国連は4日、フェルトマン事務次長(政治担当)が5~8日の日程で北朝鮮を訪問すると発表した。北朝鮮の李容浩(リヨンホ)外相らとの会談では、核・ミサイル開発が主要議題の一つになるとみられる。地域を不安定化させる挑発行為をやめるよう訴え、緊張緩和の糸口を探る意向とみられる。

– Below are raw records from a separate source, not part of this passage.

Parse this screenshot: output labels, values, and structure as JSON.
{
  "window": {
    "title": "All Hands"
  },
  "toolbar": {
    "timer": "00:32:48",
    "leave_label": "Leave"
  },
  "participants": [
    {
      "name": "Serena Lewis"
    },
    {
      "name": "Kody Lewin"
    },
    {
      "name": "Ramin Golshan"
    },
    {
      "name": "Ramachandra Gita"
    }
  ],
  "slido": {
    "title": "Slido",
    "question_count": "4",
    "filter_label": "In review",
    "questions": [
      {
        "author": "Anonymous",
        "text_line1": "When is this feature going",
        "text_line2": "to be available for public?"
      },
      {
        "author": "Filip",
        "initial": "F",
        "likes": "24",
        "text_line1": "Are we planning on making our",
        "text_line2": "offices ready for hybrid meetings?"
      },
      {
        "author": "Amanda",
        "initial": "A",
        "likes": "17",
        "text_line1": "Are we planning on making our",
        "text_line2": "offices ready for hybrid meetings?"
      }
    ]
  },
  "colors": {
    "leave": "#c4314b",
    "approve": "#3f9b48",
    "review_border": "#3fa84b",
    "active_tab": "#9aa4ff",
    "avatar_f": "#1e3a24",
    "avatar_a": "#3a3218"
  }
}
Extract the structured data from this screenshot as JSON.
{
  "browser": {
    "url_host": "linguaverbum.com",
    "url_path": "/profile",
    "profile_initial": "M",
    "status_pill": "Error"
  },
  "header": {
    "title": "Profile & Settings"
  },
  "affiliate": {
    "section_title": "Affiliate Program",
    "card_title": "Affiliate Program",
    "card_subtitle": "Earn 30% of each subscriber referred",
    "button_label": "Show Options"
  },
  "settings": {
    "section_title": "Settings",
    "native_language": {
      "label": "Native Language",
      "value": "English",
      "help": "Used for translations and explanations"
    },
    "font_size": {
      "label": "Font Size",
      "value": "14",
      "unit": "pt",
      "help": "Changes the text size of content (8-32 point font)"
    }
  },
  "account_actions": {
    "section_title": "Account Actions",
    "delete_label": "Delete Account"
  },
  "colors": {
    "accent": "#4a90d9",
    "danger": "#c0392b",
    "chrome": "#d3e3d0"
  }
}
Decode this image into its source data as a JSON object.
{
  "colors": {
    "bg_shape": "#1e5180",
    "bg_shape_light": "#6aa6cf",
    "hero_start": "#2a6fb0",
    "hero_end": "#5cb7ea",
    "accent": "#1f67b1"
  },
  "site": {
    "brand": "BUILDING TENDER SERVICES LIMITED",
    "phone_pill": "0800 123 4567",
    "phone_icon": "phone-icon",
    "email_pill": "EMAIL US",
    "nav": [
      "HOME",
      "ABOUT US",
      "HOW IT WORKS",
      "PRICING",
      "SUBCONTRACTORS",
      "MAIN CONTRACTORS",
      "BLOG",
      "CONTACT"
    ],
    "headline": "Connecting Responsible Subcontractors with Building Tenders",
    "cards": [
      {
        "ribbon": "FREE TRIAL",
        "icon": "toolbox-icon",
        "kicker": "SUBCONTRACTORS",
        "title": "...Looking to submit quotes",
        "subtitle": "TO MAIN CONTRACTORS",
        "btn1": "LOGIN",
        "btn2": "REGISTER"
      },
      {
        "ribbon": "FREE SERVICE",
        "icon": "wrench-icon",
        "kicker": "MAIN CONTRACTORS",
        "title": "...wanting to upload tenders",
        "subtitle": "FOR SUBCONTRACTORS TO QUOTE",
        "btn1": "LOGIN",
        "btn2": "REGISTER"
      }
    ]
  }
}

国連のデュジャリック報道官は会見で、訪朝は9月の国連総会で北朝鮮側から「政策協議のため」として提案があったもので「幅広い協議になる」と述べた。金正恩(キムジョンウン)・朝鮮労働党委員長と会談予定があるかについても記者団から質問が出たが、デュジャリック氏は答えなかった。今回の訪問がグテーレス事務総長の訪朝につながるかとの問いには「今後も続くことを期待する」と述べた。AP通信によると、フェルトマン氏は経由地の北京で、中国の外務次官と会談した。
フェルトマン氏は、30年近く米国の国務省に勤めたベテラン外交官。中東と北アフリカが専門で駐レバノン大使や国務次官補を歴任した。退官後に国連に移り、2012年に当時の潘基文(パンギムン)事務総長に事務次長に任命された。
今年1月に就任したグテーレス事務総長は、安全保障理事会の一連の決議を無視して核・ミサイル開発を続ける北朝鮮問題に懸念を示してきた。先月末の弾道ミサイル発射の直後にも、発射は国際社会の懸念に対する北朝鮮の「完全な軽視(姿勢)」を示したと断じ、強く非難する声明を発表。地域を不安定化させる行為をやめるよう北朝鮮に強く求めたほか、緊張緩和のために全ての関係国と協力する姿勢を示していた。